Many believe that laser DEWs herald the dawn of a new era in military affairs. According to an October 2016 report by Washington-based analysts MarketsandMarkets, the global market for DEWs is projected to grow to $24.45 billion by 2021, at a compound annual growth rate of 28.9 per cent. The main factor driving this impressive growth is the increasing demand for effective defence against missiles and UAVs.

And yet the difficulties facing DEWs should not be underestimated. Apart from the high cost of development, insufficient funding and inadequate testing facilities, they face major technological challenges. Governments too cannot be faulted for being somewhat sceptical of claims of imminent breakthroughs because the billions of dollars already spent on DEW research, have largely failed to deliver. Indeed, laser DEWs may rank among the most over-hyped weapons of war ever. Shorn of the more optimistic claims, their practicality in war is still in doubt. It speaks volumes that the US Navy’s LaWS is still the only operational DEW in the world. Kinetic weapons also offer many capabilities that DEWs probably never will. Therefore, for the foreseeable future DEWs will complement rather than replace conventional munitions.

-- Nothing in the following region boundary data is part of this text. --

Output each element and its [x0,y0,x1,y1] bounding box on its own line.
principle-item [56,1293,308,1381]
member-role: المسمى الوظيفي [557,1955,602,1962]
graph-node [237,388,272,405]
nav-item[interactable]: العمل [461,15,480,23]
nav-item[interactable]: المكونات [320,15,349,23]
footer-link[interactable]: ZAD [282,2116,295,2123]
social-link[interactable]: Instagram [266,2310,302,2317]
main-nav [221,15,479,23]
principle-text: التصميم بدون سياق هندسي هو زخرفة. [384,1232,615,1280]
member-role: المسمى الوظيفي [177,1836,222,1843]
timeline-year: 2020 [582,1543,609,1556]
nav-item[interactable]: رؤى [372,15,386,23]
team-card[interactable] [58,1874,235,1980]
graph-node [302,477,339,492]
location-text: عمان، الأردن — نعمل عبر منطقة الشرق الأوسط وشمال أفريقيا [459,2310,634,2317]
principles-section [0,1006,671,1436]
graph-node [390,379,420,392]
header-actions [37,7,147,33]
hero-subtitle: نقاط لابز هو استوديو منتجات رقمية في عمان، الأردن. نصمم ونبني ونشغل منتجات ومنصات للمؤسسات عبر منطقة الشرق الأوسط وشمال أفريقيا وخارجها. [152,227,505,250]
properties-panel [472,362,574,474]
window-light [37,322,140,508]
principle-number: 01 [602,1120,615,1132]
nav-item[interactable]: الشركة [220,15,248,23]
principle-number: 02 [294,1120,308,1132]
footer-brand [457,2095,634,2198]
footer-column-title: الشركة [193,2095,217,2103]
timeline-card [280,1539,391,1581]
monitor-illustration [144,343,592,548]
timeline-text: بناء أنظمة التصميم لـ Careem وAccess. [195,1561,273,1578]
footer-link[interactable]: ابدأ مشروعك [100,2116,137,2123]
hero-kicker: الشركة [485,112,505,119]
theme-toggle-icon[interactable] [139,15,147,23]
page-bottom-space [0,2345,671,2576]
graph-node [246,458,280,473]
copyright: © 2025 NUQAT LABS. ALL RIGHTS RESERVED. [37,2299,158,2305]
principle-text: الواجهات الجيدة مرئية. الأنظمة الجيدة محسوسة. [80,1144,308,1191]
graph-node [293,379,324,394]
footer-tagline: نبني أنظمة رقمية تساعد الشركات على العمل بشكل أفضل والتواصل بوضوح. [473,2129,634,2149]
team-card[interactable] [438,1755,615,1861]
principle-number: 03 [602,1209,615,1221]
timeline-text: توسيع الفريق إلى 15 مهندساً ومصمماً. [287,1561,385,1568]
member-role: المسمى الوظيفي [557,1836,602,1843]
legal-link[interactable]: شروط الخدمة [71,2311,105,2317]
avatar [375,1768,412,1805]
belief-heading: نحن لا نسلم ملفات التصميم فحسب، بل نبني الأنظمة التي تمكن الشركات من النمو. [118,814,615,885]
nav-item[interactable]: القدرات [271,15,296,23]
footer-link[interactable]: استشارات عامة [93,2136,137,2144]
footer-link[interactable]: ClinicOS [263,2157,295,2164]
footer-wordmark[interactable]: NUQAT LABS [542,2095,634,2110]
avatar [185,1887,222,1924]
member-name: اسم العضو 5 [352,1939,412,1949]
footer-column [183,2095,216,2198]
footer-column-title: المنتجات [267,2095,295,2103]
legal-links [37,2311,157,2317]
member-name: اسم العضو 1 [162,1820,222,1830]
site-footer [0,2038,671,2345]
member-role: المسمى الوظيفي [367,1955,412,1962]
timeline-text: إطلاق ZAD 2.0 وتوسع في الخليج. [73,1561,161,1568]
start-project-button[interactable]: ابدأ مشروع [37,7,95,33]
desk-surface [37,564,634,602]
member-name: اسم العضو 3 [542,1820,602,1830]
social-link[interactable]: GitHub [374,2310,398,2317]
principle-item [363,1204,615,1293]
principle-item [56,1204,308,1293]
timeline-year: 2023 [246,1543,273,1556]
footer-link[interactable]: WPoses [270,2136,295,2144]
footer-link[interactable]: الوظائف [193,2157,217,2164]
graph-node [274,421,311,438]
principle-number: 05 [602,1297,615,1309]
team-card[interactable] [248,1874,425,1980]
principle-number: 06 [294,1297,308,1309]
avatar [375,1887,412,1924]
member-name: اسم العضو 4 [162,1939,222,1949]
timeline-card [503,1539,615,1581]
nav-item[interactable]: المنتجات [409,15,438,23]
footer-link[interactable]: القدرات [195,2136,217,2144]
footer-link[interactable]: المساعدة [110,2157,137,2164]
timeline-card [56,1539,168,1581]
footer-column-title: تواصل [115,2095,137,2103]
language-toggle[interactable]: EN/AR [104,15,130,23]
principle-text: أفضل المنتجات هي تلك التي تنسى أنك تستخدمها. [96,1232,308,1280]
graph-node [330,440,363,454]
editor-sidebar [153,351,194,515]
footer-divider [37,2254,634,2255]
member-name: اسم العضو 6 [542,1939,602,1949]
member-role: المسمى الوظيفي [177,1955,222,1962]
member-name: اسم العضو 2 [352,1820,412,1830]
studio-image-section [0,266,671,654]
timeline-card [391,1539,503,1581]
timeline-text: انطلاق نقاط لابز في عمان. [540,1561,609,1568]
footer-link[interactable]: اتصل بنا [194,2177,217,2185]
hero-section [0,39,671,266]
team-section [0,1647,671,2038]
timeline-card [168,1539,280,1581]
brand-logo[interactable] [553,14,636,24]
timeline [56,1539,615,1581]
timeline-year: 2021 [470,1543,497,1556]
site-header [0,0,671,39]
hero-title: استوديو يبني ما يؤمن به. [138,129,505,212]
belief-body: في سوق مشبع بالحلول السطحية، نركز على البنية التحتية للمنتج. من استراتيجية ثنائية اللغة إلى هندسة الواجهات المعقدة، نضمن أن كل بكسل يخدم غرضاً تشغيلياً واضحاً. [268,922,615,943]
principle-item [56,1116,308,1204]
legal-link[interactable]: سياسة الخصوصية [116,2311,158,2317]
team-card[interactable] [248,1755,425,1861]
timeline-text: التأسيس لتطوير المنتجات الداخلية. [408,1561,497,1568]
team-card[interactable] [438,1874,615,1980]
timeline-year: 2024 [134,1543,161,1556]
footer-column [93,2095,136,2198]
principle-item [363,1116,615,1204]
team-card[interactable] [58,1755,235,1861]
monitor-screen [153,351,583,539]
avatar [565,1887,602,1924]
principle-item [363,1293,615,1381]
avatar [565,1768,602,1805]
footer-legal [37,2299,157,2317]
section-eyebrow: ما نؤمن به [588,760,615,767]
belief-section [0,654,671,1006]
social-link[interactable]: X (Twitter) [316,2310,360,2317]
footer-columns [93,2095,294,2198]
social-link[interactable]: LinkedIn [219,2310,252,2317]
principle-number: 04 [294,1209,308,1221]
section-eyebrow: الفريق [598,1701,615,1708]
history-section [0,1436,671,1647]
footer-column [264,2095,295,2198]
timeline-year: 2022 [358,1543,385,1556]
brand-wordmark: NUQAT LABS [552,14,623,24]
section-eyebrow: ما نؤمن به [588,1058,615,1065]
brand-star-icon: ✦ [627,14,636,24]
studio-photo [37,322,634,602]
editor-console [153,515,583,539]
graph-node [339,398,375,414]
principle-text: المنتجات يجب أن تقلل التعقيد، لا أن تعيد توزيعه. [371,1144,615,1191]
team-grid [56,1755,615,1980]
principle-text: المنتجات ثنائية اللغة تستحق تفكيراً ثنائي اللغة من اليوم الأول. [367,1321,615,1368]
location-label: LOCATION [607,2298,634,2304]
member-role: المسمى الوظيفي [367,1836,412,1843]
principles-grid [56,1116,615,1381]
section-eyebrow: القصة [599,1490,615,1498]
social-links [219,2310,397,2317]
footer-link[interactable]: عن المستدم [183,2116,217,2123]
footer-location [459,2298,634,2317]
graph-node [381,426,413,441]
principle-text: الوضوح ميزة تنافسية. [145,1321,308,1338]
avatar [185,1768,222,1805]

Finally, every new weapon system attracts a counter sooner or later. The US Office of Naval Research already has a Counter Directed Energy Weapons (CDEW) programme to find new ways of defending against hostile HPL, HPM and other DEW. Given the publicity surrounding US efforts to develop cutting-edge DEW capabilities, it is a safe bet that Russia and China are feverishly trying to develop their own countermeasures. And some may be fairly simple. For instance, since any type of airborne particle diffuses laser energy, heavily polluted air is itself a defence. China reportedly plans to generate copious amounts of black smoke around high-value targets to frustrate American laser weapons. Other measures being contemplated include special coating to reflect or redirect hostile lasers and special materials to dissipate the heat generated by the beam striking the target so as to avoid or delay destruction. Some types of electronic equipment can also be hardened to resist an HPM attack. And just as there are anti-missile missiles, defensive lasers may serve to track the laser emitter and then use a dazzler to disrupt its control system.

DEWs have the potential to be a game-changer as they transform current concepts of warfare and weaponry. But with a classic cat-and-mouse game starting between the developers of DEW weapons and the countermeasures enthusiasts, it is by no means certain who will win.